Interdiction des téléphones portables pour les militaires en rdc : enjeux et réactions
Une mesure radicale pour sécuriser les opérations militaires
L’armée congolaise vient de franchir une étape décisive dans sa stratégie de sécurisation des opérations militaires. Désormais, l’utilisation des smartphones est strictement interdite aux soldats déployés dans les zones de conflit, notamment dans l’Est de la République démocratique du Congo (RDC). Cette décision fait suite à des échecs répétés de missions, attribués en partie à l’usage imprudent de ces appareils par les combattants.
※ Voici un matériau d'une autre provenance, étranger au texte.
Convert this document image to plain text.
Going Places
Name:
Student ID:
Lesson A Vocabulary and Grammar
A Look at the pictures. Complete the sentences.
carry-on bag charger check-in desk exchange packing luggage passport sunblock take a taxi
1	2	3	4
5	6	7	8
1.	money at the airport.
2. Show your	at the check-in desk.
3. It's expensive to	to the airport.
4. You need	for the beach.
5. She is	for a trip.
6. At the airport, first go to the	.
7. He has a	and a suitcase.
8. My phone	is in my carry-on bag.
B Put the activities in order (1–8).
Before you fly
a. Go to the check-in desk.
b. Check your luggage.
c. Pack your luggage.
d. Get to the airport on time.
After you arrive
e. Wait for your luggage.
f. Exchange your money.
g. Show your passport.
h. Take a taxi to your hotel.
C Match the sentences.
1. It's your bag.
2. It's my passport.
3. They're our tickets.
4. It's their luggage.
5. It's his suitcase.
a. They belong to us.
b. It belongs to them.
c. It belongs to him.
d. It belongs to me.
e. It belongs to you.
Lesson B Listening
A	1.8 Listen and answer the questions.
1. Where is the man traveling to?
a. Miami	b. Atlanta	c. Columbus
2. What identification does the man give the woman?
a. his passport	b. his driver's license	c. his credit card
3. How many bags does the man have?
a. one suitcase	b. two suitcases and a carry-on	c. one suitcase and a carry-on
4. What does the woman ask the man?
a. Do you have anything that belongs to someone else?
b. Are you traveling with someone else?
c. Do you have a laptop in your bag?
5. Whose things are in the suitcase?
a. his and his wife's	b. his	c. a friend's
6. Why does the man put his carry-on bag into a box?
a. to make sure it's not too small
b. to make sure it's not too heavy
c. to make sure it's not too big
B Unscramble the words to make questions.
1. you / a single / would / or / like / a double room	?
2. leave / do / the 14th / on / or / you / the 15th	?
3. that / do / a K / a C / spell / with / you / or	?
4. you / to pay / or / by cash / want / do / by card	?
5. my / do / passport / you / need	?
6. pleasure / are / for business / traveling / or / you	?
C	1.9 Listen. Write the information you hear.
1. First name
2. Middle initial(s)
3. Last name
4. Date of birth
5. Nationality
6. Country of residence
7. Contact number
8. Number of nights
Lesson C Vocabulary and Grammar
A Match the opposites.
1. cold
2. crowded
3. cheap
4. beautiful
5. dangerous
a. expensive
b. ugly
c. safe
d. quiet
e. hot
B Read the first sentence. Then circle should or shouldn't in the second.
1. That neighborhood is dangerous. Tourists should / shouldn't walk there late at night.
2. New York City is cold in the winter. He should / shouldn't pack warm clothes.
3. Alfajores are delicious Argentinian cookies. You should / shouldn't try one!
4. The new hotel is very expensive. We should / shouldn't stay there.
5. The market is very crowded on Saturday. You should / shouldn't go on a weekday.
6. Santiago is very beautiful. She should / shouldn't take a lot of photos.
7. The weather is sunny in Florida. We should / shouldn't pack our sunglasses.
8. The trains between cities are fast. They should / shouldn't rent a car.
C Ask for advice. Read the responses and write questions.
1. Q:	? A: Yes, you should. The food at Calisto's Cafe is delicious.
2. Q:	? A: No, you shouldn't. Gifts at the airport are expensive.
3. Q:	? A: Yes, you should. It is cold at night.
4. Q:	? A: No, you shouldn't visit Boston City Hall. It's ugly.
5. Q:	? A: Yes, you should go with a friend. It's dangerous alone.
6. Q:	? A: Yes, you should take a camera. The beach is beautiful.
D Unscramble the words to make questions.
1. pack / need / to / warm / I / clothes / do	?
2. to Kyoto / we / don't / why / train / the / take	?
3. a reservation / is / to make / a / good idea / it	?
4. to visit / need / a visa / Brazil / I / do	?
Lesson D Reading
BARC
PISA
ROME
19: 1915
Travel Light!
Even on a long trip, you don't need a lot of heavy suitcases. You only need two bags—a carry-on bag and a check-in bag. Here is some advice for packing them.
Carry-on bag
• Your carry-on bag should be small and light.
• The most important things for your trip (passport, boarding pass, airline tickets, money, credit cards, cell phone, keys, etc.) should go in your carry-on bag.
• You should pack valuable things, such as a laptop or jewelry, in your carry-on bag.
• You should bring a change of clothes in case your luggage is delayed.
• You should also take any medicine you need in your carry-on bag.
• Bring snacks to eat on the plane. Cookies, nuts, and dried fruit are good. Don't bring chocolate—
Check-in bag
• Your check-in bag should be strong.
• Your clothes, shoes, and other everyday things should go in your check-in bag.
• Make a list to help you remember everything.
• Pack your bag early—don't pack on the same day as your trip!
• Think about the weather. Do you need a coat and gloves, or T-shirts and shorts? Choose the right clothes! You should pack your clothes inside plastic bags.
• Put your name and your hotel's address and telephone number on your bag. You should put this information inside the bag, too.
Selon les autorités militaires, les téléphones portables représentent un risque majeur : leur activation ou leur utilisation non contrôlée peut trahir la position des troupes, les exposant ainsi à des attaques ciblées. « Les données échangées via ces appareils, même anodines, peuvent être interceptées et utilisées par l’ennemi pour localiser nos positions ou anticiper nos mouvements », a expliqué un officier sous couvert d’anonymat.
Des téléphones portables, un outil à double tranchant
Sur les réseaux sociaux, des vidéos circulent depuis des mois, montrant des militaires congolais en train de filmer leurs exploits, de solliciter des renforts ou de se plaindre de leurs conditions. Ces pratiques, bien que compréhensibles d’un point de vue humain, ont des conséquences dramatiques sur le terrain.
Un sous-lieutenant des Forces armées de la RDC (FARDC), basé dans la zone d’Uvira-Fizi, au Sud-Kivu, a accepté de partager son expérience : « J’emportais toujours mon téléphone sur le front pour rester en contact avec ma famille. C’est vital pour eux de savoir que je suis encore en vie. Mais aujourd’hui, nous devons respecter cette interdiction, même si cela signifie perdre un lien précieux avec l’extérieur. »
Il ajoute : « Certains commandants imposent des replis stratégiques excessifs qui affaiblissent nos positions. Si cette interdiction nous permet de mieux protéger nos troupes, nous l’appliquerons sans hésiter. »
Une décision saluée par la société civile
Kelvin Bwija, coordonnateur de la Socico (Société civile du Congo) dans le territoire d’Uvira, se réjouit de cette mesure. Pour lui, elle pourrait réduire les cas de trahison au sein de l’armée : « Certains militaires communiquaient avec des ennemis de la RDC via leurs téléphones, divulguant des informations stratégiques. Cette interdiction est un pas dans la bonne direction. »
Un équilibre entre sécurité et droits fondamentaux
Maître Aimé Bisimwa, défenseur des droits humains, reconnaît l’importance des téléphones portables dans la vie quotidienne, mais rappelle que les militaires doivent se conformer aux ordres : « Leur mission première est de servir sous le drapeau, même au prix du sacrifice ultime. Ils doivent comprendre que leur sécurité dépend de leur discrétion. »
Un contexte opérationnel toujours tendu
Dans les hauts et moyens plateaux des territoires de Mwenga et Fizi, les affrontements persistent entre la coalition rebelle AFC/M23–Twirwaneho — soutenue selon l’ONU par l’armée rwandaise — et les FARDC alliés aux Wazalendo, épaulés par l’armée burundaise. Ces combats illustrent l’urgence d’une meilleure protection des troupes.
Cette interdiction des smartphones marque un tournant dans la gestion des opérations militaires en RDC. Si elle limite les libertés individuelles, elle vise avant tout à préserver l’intégrité des soldats et l’efficacité des missions.